14. Beastly Transformations: Approaches
The African Example
• The regionalization strategies are perhaps the most important element in
enhancing the effectiveness, power and viability of African SWFs as macro-
financial and governance instruments:
• 1. Create a regional working group, a regional forum, of African SWFs.
• 2. Insist that IFIs, and especially the World Bank and International Monetary Fund,
develop facilities to provide technical assistance to African SWFs on a regional basis.
• 3. Focus on regional intra-SWF investment and development projects.
• 4. Strengthen and increase participation in non-regional multi-SWF projects.
• If regionalization is essential to the enhancement of the success of African
SWFs, macro-financial strategies build on regionalism, and expand them.
• 5. Refocus SWF objectives to enhance the value of specialization and to target
coherence with the portfolios of finance and development ministries.
• 6. Reconsider the approach to stabilization and development models for SWFs,
especially were governance controls are weaker than they could be or in resource rich
states.
• The governance strategies as well are a necessary element to creating
institutionally strong African SWFs well capable of attaining the regional and
macro-financial strategies suggested.
• 7. Effect greater transparency.
• 8. Detach SWF operations from governmental discretionary decision-making.

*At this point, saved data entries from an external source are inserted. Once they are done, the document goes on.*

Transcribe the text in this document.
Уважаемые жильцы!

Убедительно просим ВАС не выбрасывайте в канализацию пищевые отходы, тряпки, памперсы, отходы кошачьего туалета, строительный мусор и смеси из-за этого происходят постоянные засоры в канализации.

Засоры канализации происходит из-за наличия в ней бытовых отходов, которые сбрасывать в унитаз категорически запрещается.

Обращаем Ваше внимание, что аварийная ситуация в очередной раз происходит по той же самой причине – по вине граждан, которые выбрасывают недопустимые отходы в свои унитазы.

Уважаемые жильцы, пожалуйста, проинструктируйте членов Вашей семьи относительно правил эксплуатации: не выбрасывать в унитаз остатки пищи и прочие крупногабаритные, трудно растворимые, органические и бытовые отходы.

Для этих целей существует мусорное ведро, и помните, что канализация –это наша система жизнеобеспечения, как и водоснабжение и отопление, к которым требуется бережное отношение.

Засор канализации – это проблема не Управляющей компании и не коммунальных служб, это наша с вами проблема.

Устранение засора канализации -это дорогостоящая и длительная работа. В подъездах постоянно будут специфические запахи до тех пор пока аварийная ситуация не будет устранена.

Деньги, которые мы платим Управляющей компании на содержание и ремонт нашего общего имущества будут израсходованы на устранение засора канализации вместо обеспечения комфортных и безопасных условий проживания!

• 9. Insist on changes to the way in which states with SWFs engage with IFIs to enhance
rather than to continue obstacles to better state performance.
15. Conclusion
• SWFs have already started moving well beyond their
idealized form, established within the parameters of the
Santiago Principles.
• SWFs now advance the political and economic projects of
states, they serve to strengthen governance, they are the
focal point for the normalization of global human rights in
economic activities projects, and they also serve to
advance the development goals of states.
• The old issues of the commercial character of these
mechanisms, and of their effects of the financial markets
and ownership structures of rich home states remains
important, but may no longer be the central element
pushing the development of SWFs. Law and regulatory
structures lag far behind the realities that are taking shape
on the ground.
• The public-private divide, the constraining structures of
national principles of taxation and sovereign immunity are
now ripe for contestation and change.
• But on what basis? That remains very much to be seen.
This paper has sought to provide a glimpse both at the
changes in practice and the possibilities they raise for
future conduct of SWFs.
• As to the future; we will know soon enough.